New Zealand businesses have given a resounding yes to the network computer, according to a survey by IDG of the 1000 biggest companies in the country.

Participants in the survey were asked what proportion of their total PCs and terminals they expected network computers (NCs) to make up in the next five years.

Thirty-nine per cent of business users said their entire network would be NCs within five years and 61% expect NCs to make up 50% of their network within that period. One fifth of the respondents say they will have NCs within the next 12 months.

Air New Zealand is one company likely to be ordering truckloads of NCs in the future.

"Those figure don't surprise me in the least," says Air New Zealand IS director Garth Biggs. "To put it simplistically, you have to differentiate between knowledge workers and process workers. Knowledge workers will probably continue to go with PCs because they need the functionality. But the lower total cost of ownership for NCs make them the choice for process workers--people who work on things like reservations and checking systems, transaction-driven systems.

"Today, 50% of Air New Zealand desktops are dumb terminals. In the future you'll see NCs in all the places where we are surviving today with dumb terminals."

Smaller organisations that don't have huge investments in the mainframe-dumb terminal type infrastructure are less likely to go with NCs.

However, Keri Gibson of retail store Rendells--a site which is predominantly terminal-based--is not convinced. She says the company is considering a rewrite of its Pick applications in another two years and may change its systems then, but whether it will be using NCs is still too far in the future to say.

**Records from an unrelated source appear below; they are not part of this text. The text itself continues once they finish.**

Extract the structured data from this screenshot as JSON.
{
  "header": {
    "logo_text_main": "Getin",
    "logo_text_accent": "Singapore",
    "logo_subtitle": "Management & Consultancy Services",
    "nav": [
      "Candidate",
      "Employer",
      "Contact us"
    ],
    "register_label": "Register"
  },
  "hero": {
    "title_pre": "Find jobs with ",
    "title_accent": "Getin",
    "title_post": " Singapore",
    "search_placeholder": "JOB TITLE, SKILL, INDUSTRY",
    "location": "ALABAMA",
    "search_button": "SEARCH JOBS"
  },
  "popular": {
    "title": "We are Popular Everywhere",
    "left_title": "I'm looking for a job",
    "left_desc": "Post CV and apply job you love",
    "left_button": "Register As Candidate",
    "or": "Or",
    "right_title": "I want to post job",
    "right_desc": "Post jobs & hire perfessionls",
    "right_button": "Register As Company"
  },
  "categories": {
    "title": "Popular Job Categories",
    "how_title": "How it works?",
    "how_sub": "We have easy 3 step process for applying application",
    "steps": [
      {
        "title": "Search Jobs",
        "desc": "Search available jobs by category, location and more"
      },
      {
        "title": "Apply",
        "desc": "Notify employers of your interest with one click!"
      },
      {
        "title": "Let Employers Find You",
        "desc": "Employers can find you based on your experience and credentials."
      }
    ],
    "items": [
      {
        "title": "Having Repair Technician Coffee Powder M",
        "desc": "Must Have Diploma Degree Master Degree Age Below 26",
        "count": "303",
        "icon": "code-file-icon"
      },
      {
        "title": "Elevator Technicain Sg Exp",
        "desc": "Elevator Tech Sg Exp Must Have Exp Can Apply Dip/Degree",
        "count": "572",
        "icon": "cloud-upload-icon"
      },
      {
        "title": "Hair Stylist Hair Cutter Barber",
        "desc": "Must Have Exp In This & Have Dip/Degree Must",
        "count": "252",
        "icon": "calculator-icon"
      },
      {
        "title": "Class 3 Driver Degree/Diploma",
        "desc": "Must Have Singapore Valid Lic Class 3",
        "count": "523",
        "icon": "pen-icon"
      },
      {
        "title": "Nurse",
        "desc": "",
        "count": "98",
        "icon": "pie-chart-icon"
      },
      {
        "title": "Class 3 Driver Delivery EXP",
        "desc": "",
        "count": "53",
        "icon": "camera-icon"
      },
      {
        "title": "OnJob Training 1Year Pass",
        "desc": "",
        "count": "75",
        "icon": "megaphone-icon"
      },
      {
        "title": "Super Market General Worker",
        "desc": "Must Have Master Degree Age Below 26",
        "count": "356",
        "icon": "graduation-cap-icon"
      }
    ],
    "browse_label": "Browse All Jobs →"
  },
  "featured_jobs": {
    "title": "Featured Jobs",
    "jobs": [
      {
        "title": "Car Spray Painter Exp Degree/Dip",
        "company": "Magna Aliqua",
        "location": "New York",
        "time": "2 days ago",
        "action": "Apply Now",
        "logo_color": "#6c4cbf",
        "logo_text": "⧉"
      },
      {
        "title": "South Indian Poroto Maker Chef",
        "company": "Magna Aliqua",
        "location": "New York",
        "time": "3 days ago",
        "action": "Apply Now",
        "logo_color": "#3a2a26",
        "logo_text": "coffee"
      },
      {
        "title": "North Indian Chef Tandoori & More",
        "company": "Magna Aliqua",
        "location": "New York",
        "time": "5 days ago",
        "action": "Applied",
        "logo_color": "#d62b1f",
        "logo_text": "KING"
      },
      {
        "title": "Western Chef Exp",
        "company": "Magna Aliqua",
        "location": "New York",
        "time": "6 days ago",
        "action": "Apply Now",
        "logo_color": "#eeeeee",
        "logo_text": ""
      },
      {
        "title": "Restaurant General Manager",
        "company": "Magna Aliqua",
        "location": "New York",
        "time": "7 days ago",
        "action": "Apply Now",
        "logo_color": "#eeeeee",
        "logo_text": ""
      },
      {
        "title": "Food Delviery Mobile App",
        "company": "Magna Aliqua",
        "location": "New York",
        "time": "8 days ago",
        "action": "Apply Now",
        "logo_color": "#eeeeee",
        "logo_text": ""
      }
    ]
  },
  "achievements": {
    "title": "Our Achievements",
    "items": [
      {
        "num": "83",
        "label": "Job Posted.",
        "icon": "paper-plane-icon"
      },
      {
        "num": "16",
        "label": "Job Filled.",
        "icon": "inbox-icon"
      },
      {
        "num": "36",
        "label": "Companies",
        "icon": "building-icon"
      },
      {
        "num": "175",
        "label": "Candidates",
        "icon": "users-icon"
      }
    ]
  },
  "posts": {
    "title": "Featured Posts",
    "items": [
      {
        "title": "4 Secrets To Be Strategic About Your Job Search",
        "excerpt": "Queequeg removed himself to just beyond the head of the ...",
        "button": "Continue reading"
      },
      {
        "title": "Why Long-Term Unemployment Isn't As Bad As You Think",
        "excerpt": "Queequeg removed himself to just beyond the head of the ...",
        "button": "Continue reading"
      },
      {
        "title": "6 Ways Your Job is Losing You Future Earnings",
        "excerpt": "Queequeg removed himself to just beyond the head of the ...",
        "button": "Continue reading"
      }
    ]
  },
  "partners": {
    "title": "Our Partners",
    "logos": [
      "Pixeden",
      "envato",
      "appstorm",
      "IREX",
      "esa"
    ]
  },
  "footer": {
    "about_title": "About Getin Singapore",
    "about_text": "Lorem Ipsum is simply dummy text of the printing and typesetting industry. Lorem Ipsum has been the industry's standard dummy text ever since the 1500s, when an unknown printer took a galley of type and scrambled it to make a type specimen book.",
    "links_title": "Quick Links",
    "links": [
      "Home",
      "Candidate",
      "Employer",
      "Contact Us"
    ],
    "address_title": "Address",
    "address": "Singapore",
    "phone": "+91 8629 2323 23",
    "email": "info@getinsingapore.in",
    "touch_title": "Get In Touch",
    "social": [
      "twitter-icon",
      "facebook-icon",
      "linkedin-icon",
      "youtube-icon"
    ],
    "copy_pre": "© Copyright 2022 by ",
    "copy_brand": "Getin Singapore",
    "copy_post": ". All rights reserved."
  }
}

Also unsure is Barry Knight, IS manager for Auckland-based Niro, a manufacturer of dairy industry machinery.

"We've looked at a number of NC-type products, one running WinCentre Pro, and although they've got possibilities I don't see them working for us. They're not really any cheaper than PCs and although we're told they'll never be outdated because you only have to upgrade the server, when you look at how much video cards and drivers and the likes have changed over the past few years you have to doubt that claim.

"So my answer is no, we won't be going with NCs--but I haven't written off the idea. I'm still willing to be persuaded."

Meanwhile, Robert Lance, of Simunovich Fisheries, says his company will not be looking at NCs. "We're just now moving to client-server and I still think there is a lot of processing to be done on the desktop."